Drawing on paper / Series of four drawings

“Only in dance do I know how to speak the parable of the highest things.”
(Friedrich Nietzsche, in Thus Spoke Zarathustra)

After an archival photograph of a group of teenagers dancing the Hora in front of the Poulouzat orphanage.
Date: c. 1945. Location: Poulouzat, Haute-Vienne, France / Photo source: United States Holocaust Memorial Museum, courtesy of Herbert & Vera Karliner
Pencil on paper / 50 × 70 cm

In the series Hora, I explore the symbolism of the circle dance as an expression of community, tradition, and identity. The works are based on archival photographs from the 1940s and 1950s depicting dance scenes from harvest festivals and the Jewish holiday of Shavuot in France, Germany, and Israel. These celebrations connected agricultural cycles with national narratives and reflected both cultural rootedness and its transformation through migration.

I translated these historical photographs into a series of drawings, using a consistent technique to create a temporal and atmospheric connection between the images. By abstracting the motifs and placing them in a new context, I examine how rituals create a sense of community while also carrying political and ideological meanings.
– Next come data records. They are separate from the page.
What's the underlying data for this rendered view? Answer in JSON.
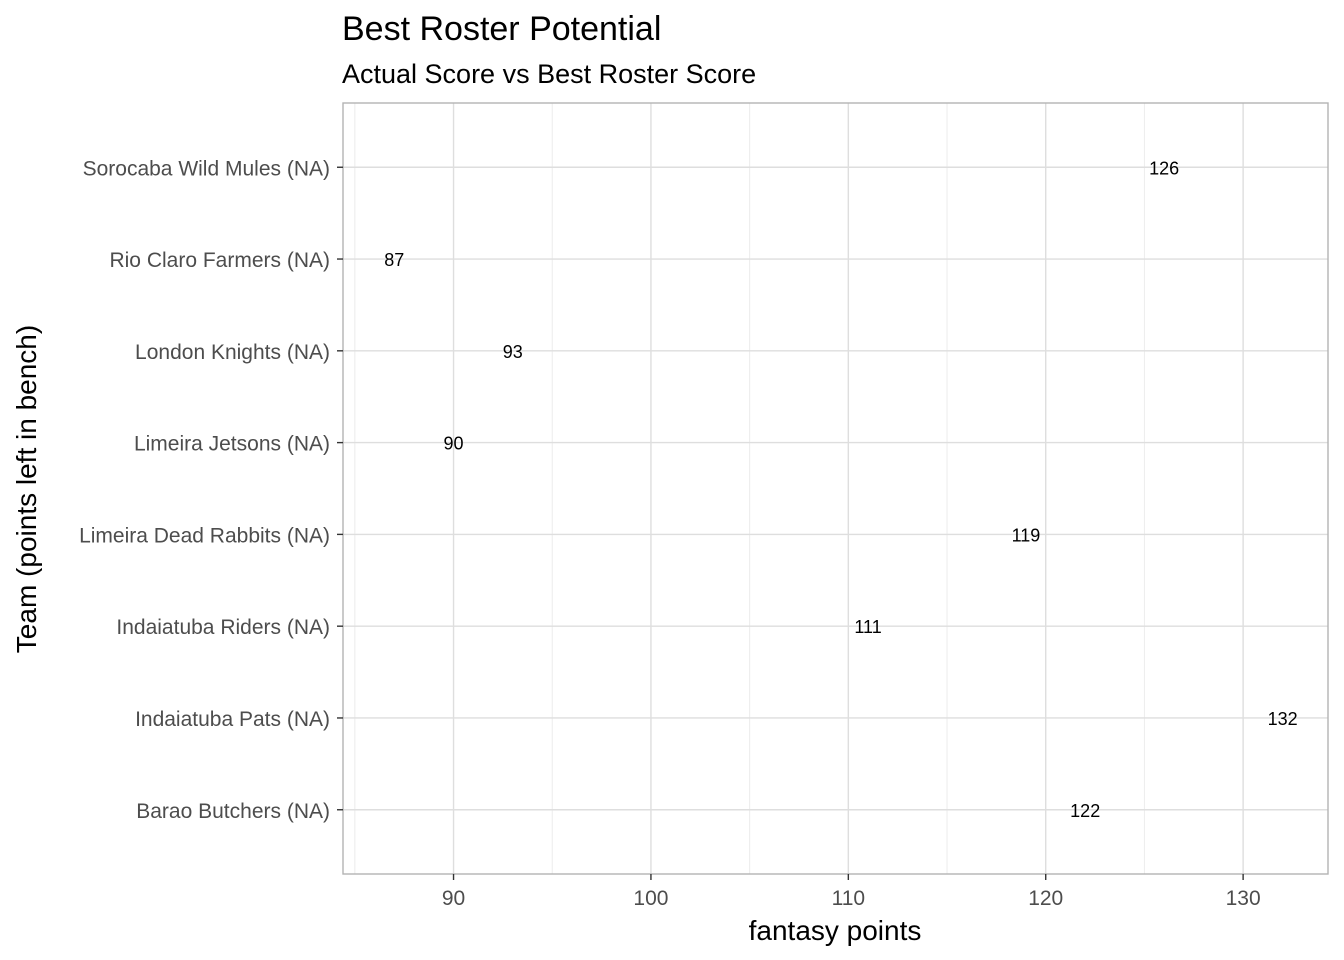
{
  "chart_data": {
    "type": "scatter",
    "title": "Best Roster Potential",
    "subtitle": "Actual Score vs Best Roster Score",
    "xlabel": "fantasy points",
    "ylabel": "Team (points left in bench)",
    "xlim": [
      84.4,
      134.3
    ],
    "x_ticks": [
      90,
      100,
      110,
      120,
      130
    ],
    "grid": true,
    "legend": "none",
    "categories": [
      "Barao Butchers (NA)",
      "Indaiatuba Pats (NA)",
      "Indaiatuba Riders (NA)",
      "Limeira Dead Rabbits (NA)",
      "Limeira Jetsons (NA)",
      "London Knights (NA)",
      "Rio Claro Farmers (NA)",
      "Sorocaba Wild Mules (NA)"
    ],
    "values": [
      122,
      132,
      111,
      119,
      90,
      93,
      87,
      126
    ],
    "labels": [
      "122",
      "132",
      "111",
      "119",
      "90",
      "93",
      "87",
      "126"
    ],
    "colors": {
      "panel_border": "#b3b3b3",
      "grid_major": "#dedede",
      "grid_minor": "#ececec",
      "tick_text": "#4d4d4d",
      "label_text": "#000000"
    }
  }
}
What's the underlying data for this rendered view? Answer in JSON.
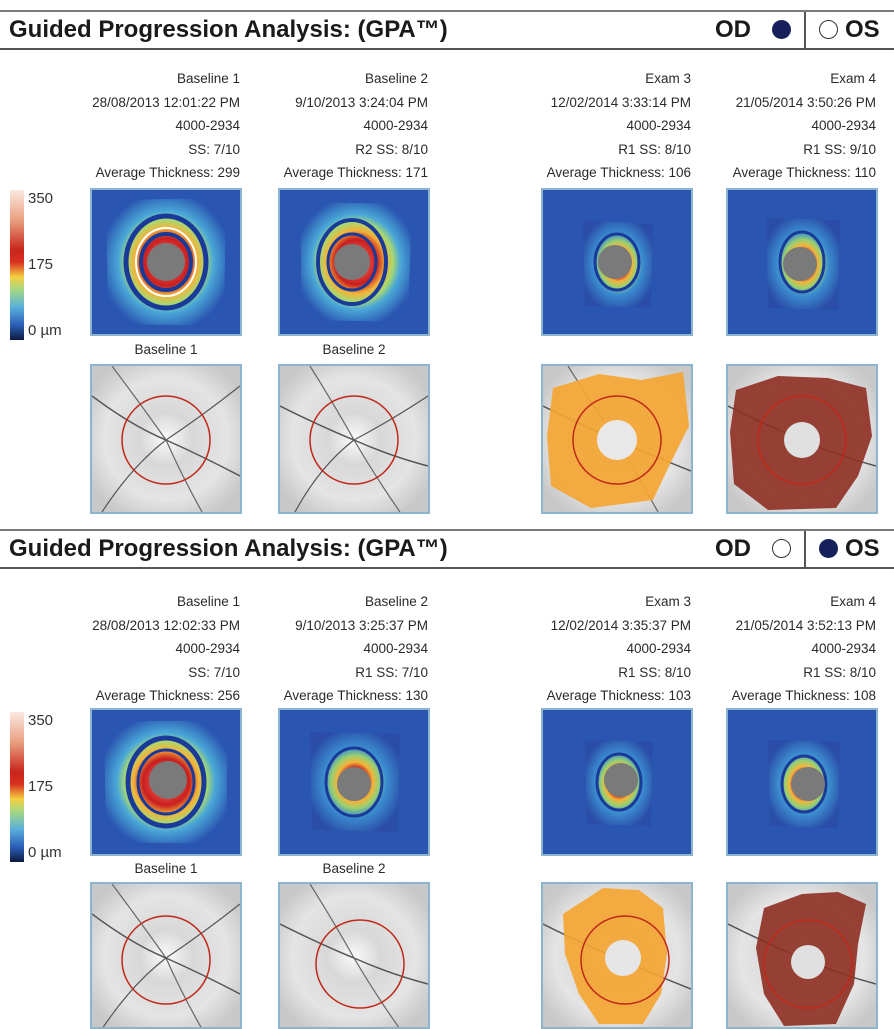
{
  "colors": {
    "od_filled": "#15205a",
    "os_filled": "#15205a",
    "border": "#8cb4cc",
    "fundus_circle": "#c02818",
    "orange_overlay": "#f4a533",
    "brown_overlay": "#8d2e22"
  },
  "scale": {
    "top": "350",
    "mid": "175",
    "bottom": "0 µm"
  },
  "sections": [
    {
      "title": "Guided Progression Analysis: (GPA™)",
      "od": "OD",
      "os": "OS",
      "selected_eye": "OD",
      "exams": [
        {
          "label": "Baseline 1",
          "date": "28/08/2013 12:01:22 PM",
          "serial": "4000-2934",
          "quality": "SS: 7/10",
          "avg": "Average Thickness: 299",
          "fundus_label": "Baseline 1"
        },
        {
          "label": "Baseline 2",
          "date": "9/10/2013 3:24:04 PM",
          "serial": "4000-2934",
          "quality": "R2  SS: 8/10",
          "avg": "Average Thickness: 171",
          "fundus_label": "Baseline 2"
        },
        {
          "label": "Exam 3",
          "date": "12/02/2014 3:33:14 PM",
          "serial": "4000-2934",
          "quality": "R1  SS: 8/10",
          "avg": "Average Thickness: 106",
          "fundus_label": ""
        },
        {
          "label": "Exam 4",
          "date": "21/05/2014 3:50:26 PM",
          "serial": "4000-2934",
          "quality": "R1  SS: 9/10",
          "avg": "Average Thickness: 110",
          "fundus_label": ""
        }
      ]
    },
    {
      "title": "Guided Progression Analysis: (GPA™)",
      "od": "OD",
      "os": "OS",
      "selected_eye": "OS",
      "exams": [
        {
          "label": "Baseline 1",
          "date": "28/08/2013 12:02:33 PM",
          "serial": "4000-2934",
          "quality": "SS: 7/10",
          "avg": "Average Thickness: 256",
          "fundus_label": "Baseline 1"
        },
        {
          "label": "Baseline 2",
          "date": "9/10/2013 3:25:37 PM",
          "serial": "4000-2934",
          "quality": "R1  SS: 7/10",
          "avg": "Average Thickness: 130",
          "fundus_label": "Baseline 2"
        },
        {
          "label": "Exam 3",
          "date": "12/02/2014 3:35:37 PM",
          "serial": "4000-2934",
          "quality": "R1  SS: 8/10",
          "avg": "Average Thickness: 103",
          "fundus_label": ""
        },
        {
          "label": "Exam 4",
          "date": "21/05/2014 3:52:13 PM",
          "serial": "4000-2934",
          "quality": "R1  SS: 8/10",
          "avg": "Average Thickness: 108",
          "fundus_label": ""
        }
      ]
    }
  ]
}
After an archival photograph of the Harvest Festival in Kovahl-Neestahl, 1955. Ribbon dance around the harvest crown on the festival grounds. / Photo: Kraemer
Pencil on paper / 50 × 70 cm

 After archival material: Folk dance group at the Shavuot festival in Kibbutz Dalia, 01/05/1945.
Drawing on paper, each 50 × 70 cm.

Exhibition view: Burggalerie, Halle, 2025. Photo: Michel Klehm.

After archival material: Shavuot celebration at Kibbutz Alonim, 1948. Source: Israel State Archives, Zoltan Kluger Collection.
Pencil on paper / 50 × 70 cm

Exhibition view: Burggalerie, Halle, 2025. Photo: Michel Klehm.